Elle présente des céphalées nouvelles avec nausées, incapacitantes
Ct-scan cérébral normal.
Résonnance magnétique cérébrale démontre du thrombus dans le sinus veineux transverse gauche.

Figure 5: RMN cérébrale 2009
Figure 5: RMN cérébrale 2009

Le reste du bilan autoimmun, vasculitique, thrombopénie induite par l’héparine est négatif.

Donc,

  • Thrombose de novo de la jugulaire externe gauche malgré un RIN thérapeutique (fiabilité douteuse toutefois dans certains cas de SAPL)
  • Hémorragies surrénaliennes bilatérales (thromboses sous-jacentes suspectées)
  • Thrombose du sinus cérébral transverse malgré tinzaparine dose thérapeutique
  • Anomalies de laboratoire suggérant hémolyse et microangiopathie thrombotique

La patiente mise sous stéroïdes haute dose, gammaglobulines et transférée en centre tertiaire pour des plasmaphérèses.

Notre diagnostic était celui d’un syndrome des antiphospholipides primaire catastrophique probable (pas de matériel pathologique) précipité par une infection urinaire.

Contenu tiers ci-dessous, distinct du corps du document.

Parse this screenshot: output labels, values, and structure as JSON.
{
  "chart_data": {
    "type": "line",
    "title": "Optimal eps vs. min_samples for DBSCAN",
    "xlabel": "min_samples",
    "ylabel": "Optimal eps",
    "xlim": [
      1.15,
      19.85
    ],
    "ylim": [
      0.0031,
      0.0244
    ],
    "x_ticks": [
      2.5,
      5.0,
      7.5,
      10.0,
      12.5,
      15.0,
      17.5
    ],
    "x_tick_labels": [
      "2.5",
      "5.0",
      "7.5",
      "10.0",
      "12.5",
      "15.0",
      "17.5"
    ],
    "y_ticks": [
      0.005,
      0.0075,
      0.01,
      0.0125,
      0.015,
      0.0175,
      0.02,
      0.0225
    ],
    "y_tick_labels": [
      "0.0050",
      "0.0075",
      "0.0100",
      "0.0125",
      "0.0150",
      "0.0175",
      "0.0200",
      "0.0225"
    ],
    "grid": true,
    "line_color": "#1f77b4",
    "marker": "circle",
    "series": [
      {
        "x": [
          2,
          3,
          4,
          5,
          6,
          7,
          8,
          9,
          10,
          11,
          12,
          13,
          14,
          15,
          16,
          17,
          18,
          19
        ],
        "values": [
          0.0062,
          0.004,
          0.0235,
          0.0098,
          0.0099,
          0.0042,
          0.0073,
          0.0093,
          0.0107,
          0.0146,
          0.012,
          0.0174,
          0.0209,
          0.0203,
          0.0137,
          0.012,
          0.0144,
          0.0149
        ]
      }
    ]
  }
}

A ce jour, la patiente a bien évolué. Elle est toujours sous tinzaparine. Elle reçoit cortef pour son insuffisance surrénalienne persistante . Récemment toutefois, elle est en investigation pour une possible démence vasculaire.

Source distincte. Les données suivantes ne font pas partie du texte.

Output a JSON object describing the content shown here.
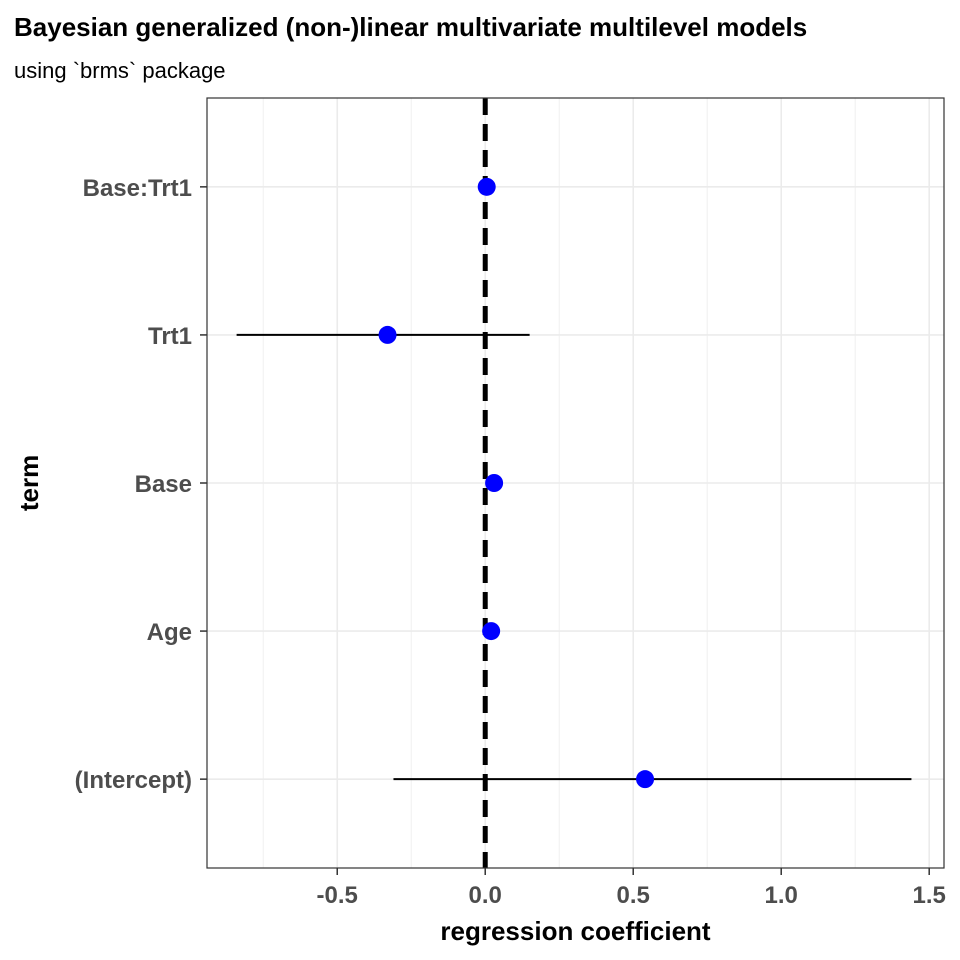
{
  "chart_data": {
    "type": "scatter",
    "title": "Bayesian generalized (non-)linear multivariate multilevel models",
    "subtitle": "using `brms` package",
    "xlabel": "regression coefficient",
    "ylabel": "term",
    "xlim": [
      -0.94,
      1.55
    ],
    "x_ticks": [
      -0.5,
      0.0,
      0.5,
      1.0,
      1.5
    ],
    "x_tick_labels": [
      "-0.5",
      "0.0",
      "0.5",
      "1.0",
      "1.5"
    ],
    "categories": [
      "(Intercept)",
      "Age",
      "Base",
      "Trt1",
      "Base:Trt1"
    ],
    "estimates": [
      0.54,
      0.02,
      0.03,
      -0.33,
      0.005
    ],
    "conf_low": [
      -0.31,
      0.005,
      0.02,
      -0.84,
      -0.005
    ],
    "conf_high": [
      1.44,
      0.035,
      0.04,
      0.15,
      0.015
    ],
    "reference_line_x": 0,
    "grid": true,
    "point_color": "#0000FF",
    "errorbar_color": "#000000",
    "reference_line_color": "#000000"
  }
}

Le syndrome des antiphospholipides (SAPL) est un syndrome clinico-pathologique. Les thromboses artérielles, veineuses, les pertes fœtales précoces ou tardives ainsi que certaines complications obstétricales en sont les critères cliniques. La présence d’un anticorps antiphospholipides à deux reprises à au moins 12 semaines d’intervalle et moins de 5 ans (Critères du SAPL révisés, Journal of Thrombosis and Haemostasis 2006).

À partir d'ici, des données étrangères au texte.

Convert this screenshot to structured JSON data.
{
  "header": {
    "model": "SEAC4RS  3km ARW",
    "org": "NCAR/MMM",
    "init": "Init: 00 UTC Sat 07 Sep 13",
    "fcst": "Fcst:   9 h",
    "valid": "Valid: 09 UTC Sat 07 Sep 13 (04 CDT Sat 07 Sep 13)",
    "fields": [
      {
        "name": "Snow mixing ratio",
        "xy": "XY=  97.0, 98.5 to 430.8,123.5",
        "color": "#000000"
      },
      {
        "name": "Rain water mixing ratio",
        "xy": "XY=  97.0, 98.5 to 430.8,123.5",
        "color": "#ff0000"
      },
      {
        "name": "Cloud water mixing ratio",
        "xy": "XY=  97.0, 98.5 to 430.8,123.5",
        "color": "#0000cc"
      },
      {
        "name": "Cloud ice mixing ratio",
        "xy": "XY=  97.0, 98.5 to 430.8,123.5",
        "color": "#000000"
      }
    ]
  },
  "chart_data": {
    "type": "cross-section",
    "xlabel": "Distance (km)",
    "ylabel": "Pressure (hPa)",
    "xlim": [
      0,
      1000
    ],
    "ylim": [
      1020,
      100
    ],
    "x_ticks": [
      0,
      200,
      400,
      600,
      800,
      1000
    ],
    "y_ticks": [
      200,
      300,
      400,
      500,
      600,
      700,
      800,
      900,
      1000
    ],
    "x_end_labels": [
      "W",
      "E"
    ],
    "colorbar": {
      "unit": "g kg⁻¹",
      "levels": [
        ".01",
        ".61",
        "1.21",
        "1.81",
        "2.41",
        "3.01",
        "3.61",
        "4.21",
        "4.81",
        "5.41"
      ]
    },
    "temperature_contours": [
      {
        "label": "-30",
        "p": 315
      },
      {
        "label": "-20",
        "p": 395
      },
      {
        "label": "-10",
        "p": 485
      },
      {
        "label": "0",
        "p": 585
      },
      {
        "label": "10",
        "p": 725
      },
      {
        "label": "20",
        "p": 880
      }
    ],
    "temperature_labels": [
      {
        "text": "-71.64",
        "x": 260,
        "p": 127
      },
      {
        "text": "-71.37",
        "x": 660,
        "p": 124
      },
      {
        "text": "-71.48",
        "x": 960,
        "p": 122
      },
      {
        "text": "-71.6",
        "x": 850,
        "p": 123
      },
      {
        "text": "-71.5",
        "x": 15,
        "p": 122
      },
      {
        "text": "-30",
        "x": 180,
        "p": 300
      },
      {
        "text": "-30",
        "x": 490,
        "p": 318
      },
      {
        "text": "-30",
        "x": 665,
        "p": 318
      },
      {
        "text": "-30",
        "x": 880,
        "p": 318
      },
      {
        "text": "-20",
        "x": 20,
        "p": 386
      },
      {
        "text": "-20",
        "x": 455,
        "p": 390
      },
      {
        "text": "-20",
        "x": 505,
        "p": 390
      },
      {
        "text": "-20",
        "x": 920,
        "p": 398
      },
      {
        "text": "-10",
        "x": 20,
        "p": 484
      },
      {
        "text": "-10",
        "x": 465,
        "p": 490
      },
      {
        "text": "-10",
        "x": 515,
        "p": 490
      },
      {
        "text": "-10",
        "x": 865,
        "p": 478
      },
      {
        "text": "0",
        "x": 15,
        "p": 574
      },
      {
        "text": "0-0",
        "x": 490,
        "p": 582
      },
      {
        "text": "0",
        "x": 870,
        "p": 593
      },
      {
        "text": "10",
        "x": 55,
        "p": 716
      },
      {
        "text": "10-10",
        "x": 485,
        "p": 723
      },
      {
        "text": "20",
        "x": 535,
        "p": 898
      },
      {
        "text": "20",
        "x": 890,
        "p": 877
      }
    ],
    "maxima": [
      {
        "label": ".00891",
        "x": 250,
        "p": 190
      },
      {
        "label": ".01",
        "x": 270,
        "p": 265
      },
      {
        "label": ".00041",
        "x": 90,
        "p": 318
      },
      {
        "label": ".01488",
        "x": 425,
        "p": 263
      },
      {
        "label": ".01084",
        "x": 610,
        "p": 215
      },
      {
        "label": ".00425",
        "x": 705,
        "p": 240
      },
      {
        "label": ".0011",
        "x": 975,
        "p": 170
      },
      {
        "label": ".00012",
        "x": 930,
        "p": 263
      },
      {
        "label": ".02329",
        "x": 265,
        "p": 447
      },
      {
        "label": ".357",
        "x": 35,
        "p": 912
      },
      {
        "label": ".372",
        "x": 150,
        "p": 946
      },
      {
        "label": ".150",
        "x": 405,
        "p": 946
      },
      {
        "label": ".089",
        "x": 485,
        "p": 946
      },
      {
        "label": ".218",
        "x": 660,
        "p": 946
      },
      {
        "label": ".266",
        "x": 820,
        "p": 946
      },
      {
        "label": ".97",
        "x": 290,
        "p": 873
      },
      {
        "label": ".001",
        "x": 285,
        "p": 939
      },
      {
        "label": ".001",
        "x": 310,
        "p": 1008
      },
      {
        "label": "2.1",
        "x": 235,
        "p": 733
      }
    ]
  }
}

Le SAPL catastrophique est souvent fatal (CAPS : catastrophic antiphospholipids syndrom) . Des critères malgré sa rareté ont été proposés soit : 1- Présence d’un SAPL ou d’un antiphospholipide 2- Développement de thromboses dans 3 sites en moins d’une semaine 3- Matériel pathologique confirmant les microthrombis 4- Exclusion d’autres causes.

Le traitement du CAPS est peu étudié. Le traitement de la cause est primordial (eg infection). Une combinaison anticoagulant- stéroïdes- plasmaphérèses semble la meilleure option (cf uptodate).